#14 Binary/obfuscated output

open
nanotube
5
2008-10-30
2008-10-29
Anonymous
No

The .ini file says very clearly where the logs are going, and the logs are in clear text. Are there any plans for obfuscating the output logs or make them binary ?

Discussion

  • nanotube
    nanotube
    2008-10-30

    Hi
    thanks for your suggestion!

    Well, it would be pretty trivial to obfuscate the path to the logfile inside the .ini file. Do you think it would be a particularly useful feature? I mean, it would only be helpful in case of monitoring unwitting parties - but once they find the .ini file, your secret is already pretty busted, isn't it?

    Obfuscating the logs is a little less trivial, inasmuch as that would require the existence of a separate tool to de-obfuscate them on the other end, which doesn't strike me as particularly convenient... That said, I suppose I could put it in as an option, if you can make a convincing case for it. :)

     
  • nanotube
    nanotube
    2008-10-30

    • assigned_to: nobody --> nanotube
     
  • If the target user finds the logs and/or .ini they will get what is going on straight away “Hey I type that two days ago”. However if they are Binary/obfuscated/Encrypted then said person will have no idea what the program does let alone how to open the log files or ini. It would just appear to be another program. Evan changing the .ini/txt files to something that doesn't open by default with text editor (Notepad??) would probably be a good start. I suppose the same goes for the zip files. Encrypted would also be a benefit if the logs are being sent by an unsecure channel (email). PGP for Encryption means you only need to leave the public key on the target computer.

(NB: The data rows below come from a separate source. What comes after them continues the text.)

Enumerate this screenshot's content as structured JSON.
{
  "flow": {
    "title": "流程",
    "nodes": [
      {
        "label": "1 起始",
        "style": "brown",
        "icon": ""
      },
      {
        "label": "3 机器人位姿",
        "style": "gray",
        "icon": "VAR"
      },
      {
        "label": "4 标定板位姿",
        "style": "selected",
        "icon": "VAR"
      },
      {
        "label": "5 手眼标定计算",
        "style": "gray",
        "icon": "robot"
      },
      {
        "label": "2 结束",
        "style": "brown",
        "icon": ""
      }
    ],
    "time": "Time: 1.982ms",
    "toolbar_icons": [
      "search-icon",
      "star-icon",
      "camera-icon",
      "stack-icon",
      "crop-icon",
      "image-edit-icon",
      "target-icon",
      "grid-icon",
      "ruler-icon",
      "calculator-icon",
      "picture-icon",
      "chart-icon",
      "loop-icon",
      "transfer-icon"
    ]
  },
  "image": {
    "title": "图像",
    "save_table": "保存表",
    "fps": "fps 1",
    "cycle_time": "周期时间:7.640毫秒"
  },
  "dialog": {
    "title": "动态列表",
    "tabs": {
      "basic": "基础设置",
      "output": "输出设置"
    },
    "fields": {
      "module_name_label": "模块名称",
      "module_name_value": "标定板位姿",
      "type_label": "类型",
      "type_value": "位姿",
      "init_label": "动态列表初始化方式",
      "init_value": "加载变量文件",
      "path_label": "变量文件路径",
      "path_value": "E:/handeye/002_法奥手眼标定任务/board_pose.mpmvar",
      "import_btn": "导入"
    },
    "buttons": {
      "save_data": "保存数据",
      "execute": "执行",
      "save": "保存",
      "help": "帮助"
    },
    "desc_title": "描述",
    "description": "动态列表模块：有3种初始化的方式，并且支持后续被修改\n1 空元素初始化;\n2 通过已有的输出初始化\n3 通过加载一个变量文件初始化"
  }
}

Just my two cents worth.

     
  • Thanks for your feedback.

    Well I will put the obfuscation/encryption on my todo list...

    For now, note that changing the file extensions of the ini file and the logfiles is already easily accomplished by simply running the program with the relevant arguments (look into the -c and -v options to change the .ini and .val filenames), and changing the config to make the logfile extension anything you like. you can easily change them to something like ".bin" or whatever.

     
  • nassrat
    nassrat
    2008-11-08

    I think the best way since these are being emailed is to use PGP.

     
  • nanotube
    nanotube
    2008-11-12

    you're probably right. i'll see about adding this functionality.

     
  • just a little thought here...

    as an unix admin myself, the malicious reason to use a key logger is to get password (I guess).
    So it would be darn relevant to not let the logfiles floating around in plain text.

    just my 2cents.

    thanks.

     
  • Thanks for a fabby little app!! I'm looking at using this for all desktops I setup @ work, but... consider the following convincing case :)

    As others have noted, the open logs are a bit of a worry... I'd suggest encrypting the local logs is critical (after all there's often banking passwords along with admin details in there!). If a machine was compromised, that could be some serious pay dirt.

    This could be managed via a passwords or passphrases (obviously securely) stored with the applet. It'd also be exciting to have a way to update the config of all machines if a policy change was desired...

    In fact there's a LOT that I'd like to see, including screen shots for the mouser action. I can't do Python, but I could easily provide you a little applet made in AHK (www.autohotkey.com) to do this if you are interested.

    Is it possible to contact the developer(s) directly to email/discuss these things in fuller depth?

     
  • nanotube
    nanotube
    2009-04-20

    Hi,
    Thanks for your comments.

    As I've mentioned before, the encrypted logs are on the todo list... but I've been busy lately so haven't gotten to it.

    As to screenshots - screenshot on click feature already exists - does it not do what you want?

    As to updating config of all machines - this seems like it would be best handled by other programs that are designed specifically to push config changes to a bunch of machines? I can't name any off the top of my head, but I think there are system/network admin apps that do that...

    Please feel free to post any of your feature suggestions either as a separate feature request or forum post - your thoughts are always welcome.

    Sure, feel free to email me directly - just click on my username and there's an email form. But unless you want to discuss something you want nobody else to see, it's best to post in a public space like the forums or trackers, so that others may contribute to the discussion. Either way, it's up to you, though. :)

     
  • nanotube
    nanotube
    2009-08-14

    A request for comments:

    I am currently planning to implement the encryption of rotated log files with gpg.

    this means that (a), all logfiles except for the currently-being-written-to one will be encrypted on disk, (b) all files sent over the network either by email or ftp will be encrypted.

    this will require of course a dependency on gpg, and also the provision of a public key to encrypt with.

    anyone have any thoughts or suggestions, before I go ahead and implement this as described?